I haven't taken a close look at the code yet so far, but one quick note
that patches like this should be against the branches for 5.11. In fact,
this one doesn't even compile against current -git, as
blk_mq_bio_list_merge is now called blk_bio_list_merge.
Ugh, I guess that Jaehyun had this patch bottled up and didn't rebase
before submitting.. Sorry about that.
In any case, I did run this through some quick peak testing as I was
curious, and I'm seeing about 20% drop in peak IOPS over none running
this. Perf diff:
10.71% -2.44% [kernel.vmlinux] [k] read_tsc
2.33% -1.99% [kernel.vmlinux] [k] _raw_spin_lock
You ran this with nvme? or null_blk? I guess neither would benefit
from this because if the underlying device will not benefit from
batching (at least enough for the extra cost of accounting for it) it
will be counter productive to use this scheduler.

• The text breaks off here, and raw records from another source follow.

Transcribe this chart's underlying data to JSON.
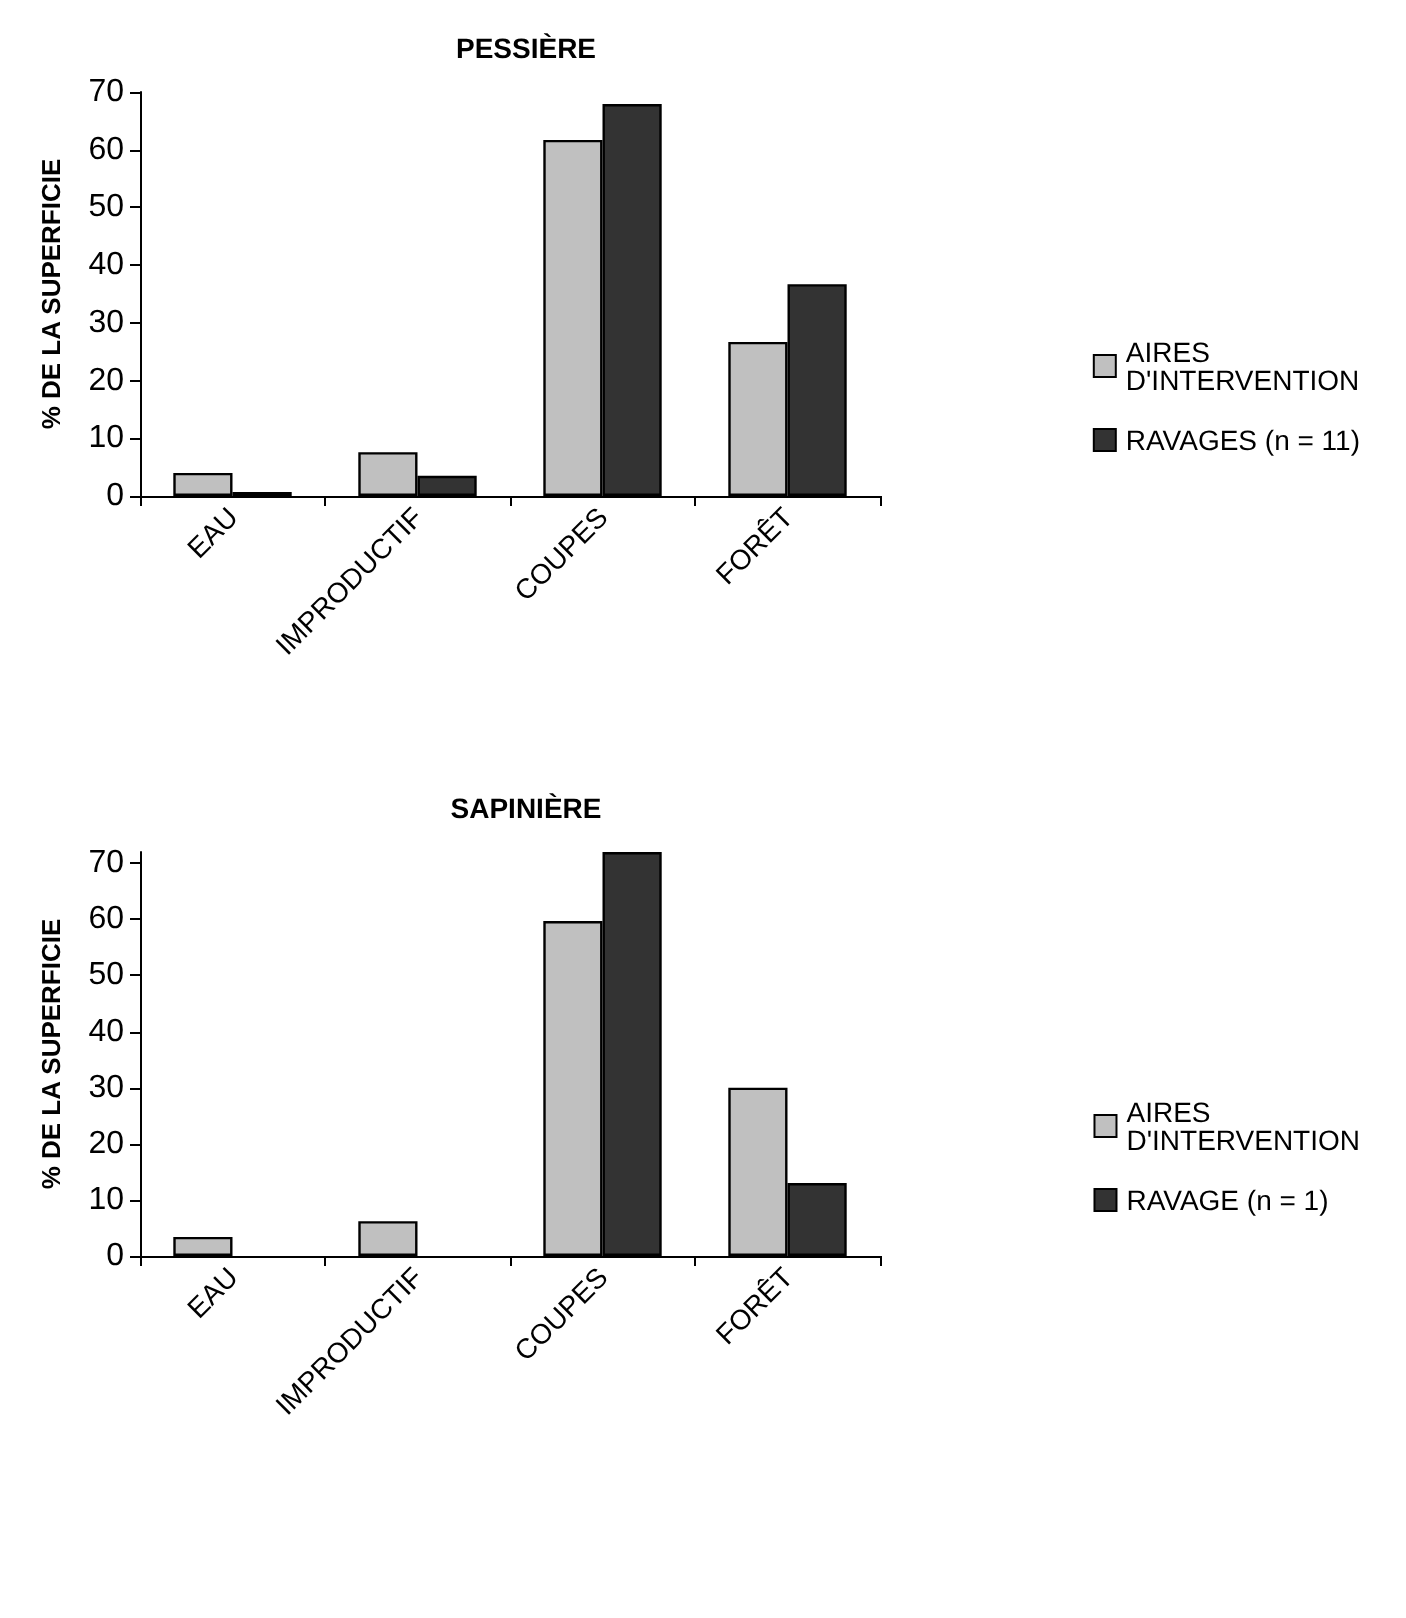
{
  "chart_data": [
    {
      "type": "bar",
      "title": "PESSIÈRE",
      "ylabel": "% DE LA SUPERFICIE",
      "categories": [
        "EAU",
        "IMPRODUCTIF",
        "COUPES",
        "FORÊT"
      ],
      "series": [
        {
          "name": "AIRES D'INTERVENTION",
          "color": "#c0c0c0",
          "values": [
            4.0,
            7.6,
            61.7,
            26.7
          ]
        },
        {
          "name": "RAVAGES (n = 11)",
          "color": "#333333",
          "values": [
            0.7,
            3.5,
            67.9,
            36.7
          ]
        }
      ],
      "ylim": [
        0,
        70
      ],
      "yticks": [
        0,
        10,
        20,
        30,
        40,
        50,
        60,
        70
      ],
      "grid": false,
      "legend": "right"
    },
    {
      "type": "bar",
      "title": "SAPINIÈRE",
      "ylabel": "% DE LA SUPERFICIE",
      "categories": [
        "EAU",
        "IMPRODUCTIF",
        "COUPES",
        "FORÊT"
      ],
      "series": [
        {
          "name": "AIRES D'INTERVENTION",
          "color": "#c0c0c0",
          "values": [
            3.4,
            6.2,
            59.7,
            30.0
          ]
        },
        {
          "name": "RAVAGE (n = 1)",
          "color": "#333333",
          "values": [
            null,
            null,
            72,
            13.0
          ]
        }
      ],
      "ylim": [
        0,
        72
      ],
      "yticks": [
        0,
        10,
        20,
        30,
        40,
        50,
        60,
        70
      ],
      "grid": false,
      "legend": "right"
    }
  ]
}
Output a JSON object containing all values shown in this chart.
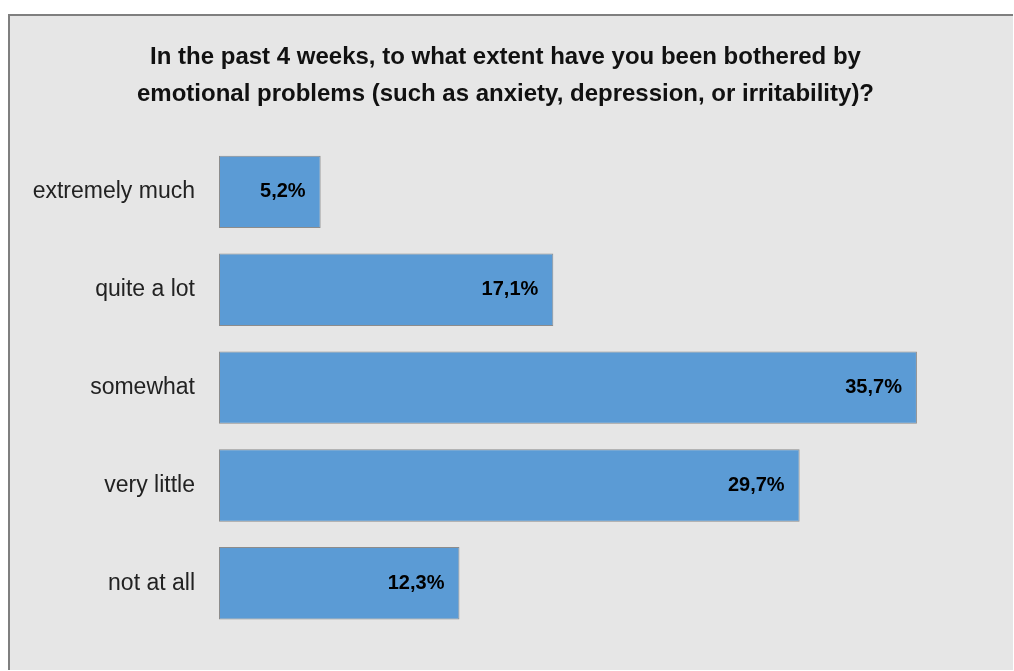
{
  "chart_data": {
    "type": "bar",
    "orientation": "horizontal",
    "title": "In the past 4 weeks, to what extent have you been bothered by emotional problems (such as anxiety, depression, or irritability)?",
    "categories": [
      "extremely much",
      "quite a lot",
      "somewhat",
      "very little",
      "not at all"
    ],
    "values": [
      5.2,
      17.1,
      35.7,
      29.7,
      12.3
    ],
    "value_labels": [
      "5,2%",
      "17,1%",
      "35,7%",
      "29,7%",
      "12,3%"
    ],
    "color": "#5b9bd5"
  }
}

This is nvme, actual device. The initial posting could be a bit more
explicit on the use case, it says:
"For NVMe SSDs, the i10 I/O scheduler achieves ~60% improvements in
terms of IOPS per core over "noop" I/O scheduler."
which made me very skeptical, as it sounds like it's raw device claims.
You are absolutely right, that needs to be fixed.
Does beg the question of why this is a new scheduler then. It's pretty
basic stuff, something that could trivially just be added a side effect
of the core (and in fact we have much of it already). Doesn't really seem
to warrant a new scheduler at all. There isn't really much in there.
Not saying it absolutely warrants a new one, and it could I guess sit in
the core, but this attempts to optimize for a specific metric while
trading-off others, which is exactly what I/O schedulers are for,
optimizing for a specific metric.
Not sure we want to build something biases towards throughput on the
expense of latency into the block core. And, as mentioned this is not
well suited to all device types...
But if you think this has a better home, I'm assuming that the guys
will be open to that.
Was curious and wanted to look it up, but it doesn't exist.
I think this is the right one:
https://github.com/i10-kernel/upstream-linux/blob/master/i10-evaluation.pdf
We had some back and forth around the naming, hence this was probably
omitted.
That works, my local results were a bit worse than listed in there though.
And what does this mean:
"We note that Linux I/O scheduler introduces an additional kernel worker
thread at the I/O dispatching stage"
It most certainly does not for the common/hot case.
Yes I agree, didn't see the local results. Probably some
misunderstanding or a typo, I'll let them reply on this.